The second is twinning, in which alternating crystal domains share atoms at their boundaries. Labradorescence in labradorite arises from the periodic structure of plagioclase twinning in the An50–An70 compositional range; the schiller appears as broad sheets of saturated peacock blue, green, gold, and orange, depending on the lamellar spacing.

The third is platelet or needle inclusion. Aventurescence in sunstone comes from oriented platelets of native copper or hematite that catch and reflect light from many parallel planes at once, producing the metallic spangle the variety is named for. The same principle, on a much smaller scale, underlies the silken sheen of some star corundum and the shimmer of certain mica-rich materials.

Schiller versus iridescence and play-of-colour

Schiller is sometimes confused with surface iridescence — the thin-film effect seen on the inside of a freshwater shell or on heavily fire-polished glass — but the two are different in origin. Surface iridescence comes from interference at a thin film at or just below the surface; schiller comes from internal scattering at depth within the stone. The visual cue: iridescence shifts strongly with viewing angle and tends to track the surface contour, while schiller floats above an apparent depth and moves with the stone rather than with the eye.
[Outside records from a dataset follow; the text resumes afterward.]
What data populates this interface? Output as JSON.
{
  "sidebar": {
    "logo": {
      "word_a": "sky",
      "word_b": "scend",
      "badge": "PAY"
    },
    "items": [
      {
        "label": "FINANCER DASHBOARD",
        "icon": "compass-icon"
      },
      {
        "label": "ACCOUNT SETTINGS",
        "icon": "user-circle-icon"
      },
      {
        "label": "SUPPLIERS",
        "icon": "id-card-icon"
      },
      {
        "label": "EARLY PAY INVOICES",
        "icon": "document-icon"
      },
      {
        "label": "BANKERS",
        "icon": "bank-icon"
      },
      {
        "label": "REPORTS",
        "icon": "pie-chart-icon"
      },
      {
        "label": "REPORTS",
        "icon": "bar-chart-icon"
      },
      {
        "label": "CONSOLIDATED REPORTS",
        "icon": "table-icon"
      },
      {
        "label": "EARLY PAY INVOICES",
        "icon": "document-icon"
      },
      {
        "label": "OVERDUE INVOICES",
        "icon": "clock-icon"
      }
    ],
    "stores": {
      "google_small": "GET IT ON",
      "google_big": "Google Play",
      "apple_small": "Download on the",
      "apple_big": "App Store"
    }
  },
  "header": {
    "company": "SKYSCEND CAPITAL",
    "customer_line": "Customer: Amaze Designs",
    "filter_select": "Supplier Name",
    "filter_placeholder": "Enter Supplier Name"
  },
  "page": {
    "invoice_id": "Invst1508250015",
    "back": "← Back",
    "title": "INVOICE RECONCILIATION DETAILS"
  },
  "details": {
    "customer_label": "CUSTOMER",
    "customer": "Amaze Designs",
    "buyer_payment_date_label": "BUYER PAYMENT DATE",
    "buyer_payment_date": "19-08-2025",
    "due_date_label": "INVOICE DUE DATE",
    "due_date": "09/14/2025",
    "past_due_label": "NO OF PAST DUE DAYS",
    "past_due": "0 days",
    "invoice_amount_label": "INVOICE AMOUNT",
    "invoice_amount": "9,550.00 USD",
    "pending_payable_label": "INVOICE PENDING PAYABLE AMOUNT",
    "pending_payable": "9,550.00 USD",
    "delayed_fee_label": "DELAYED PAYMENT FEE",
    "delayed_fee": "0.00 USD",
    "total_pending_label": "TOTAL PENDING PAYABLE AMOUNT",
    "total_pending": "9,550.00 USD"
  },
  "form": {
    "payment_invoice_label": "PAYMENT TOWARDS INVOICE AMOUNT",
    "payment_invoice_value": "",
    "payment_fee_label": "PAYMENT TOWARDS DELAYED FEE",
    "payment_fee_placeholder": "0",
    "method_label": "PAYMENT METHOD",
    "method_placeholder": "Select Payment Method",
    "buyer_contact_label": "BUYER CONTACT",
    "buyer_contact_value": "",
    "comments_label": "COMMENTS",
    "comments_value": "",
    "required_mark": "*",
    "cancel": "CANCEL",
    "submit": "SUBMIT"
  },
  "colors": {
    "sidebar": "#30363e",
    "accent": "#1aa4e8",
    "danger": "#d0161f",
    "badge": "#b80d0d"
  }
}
Play-of-colour, the term reserved for opal, is a third distinct phenomenon. It arises from diffraction at a regular three-dimensional silica-sphere lattice, not from lamellar reflection. The trade keeps the three terms separate for good reason; conflating them in laboratory or retail context invites disclosure problems.

The named phenomena

Adularescence is the floating blue-to-white sheen of moonstone, named for the Adula massif of Switzerland. Labradorescence is the broad-sheet peacock display of labradorite, named for the Labrador peninsula where the variety was first described. Aventurescence is the metallic spangle of sunstone, named for the Italian a ventura — by chance — recalling the accidental discovery of glass aventurine. Each is a specific case of schiller, and each is described under its own heading in trade nomenclature.

Beyond these three, schiller is used loosely for the silvery sheen of some bytownite, the pale shimmer of black moonstone, the bronze flash of bronzite, and the silken effect of certain hypersthene and diopside. Trade usage is permissive in these cases; laboratory usage tends to specify the mechanism — exsolution, twinning, or platelet inclusion — when the determination matters.

In the trade

Buyers should think of schiller as a quality dimension separate from body colour. A moonstone with weak adularescence on a transparent body is a different proposition from one with strong, electric-blue sheen on the same body, even where every other parameter matches. The same applies to labradorite, where the difference between weak gold flash and strong peacock display is the difference between modest material and high-grade rough. Schiller intensity, colour, and coverage are the three axes a careful buyer evaluates against asking price.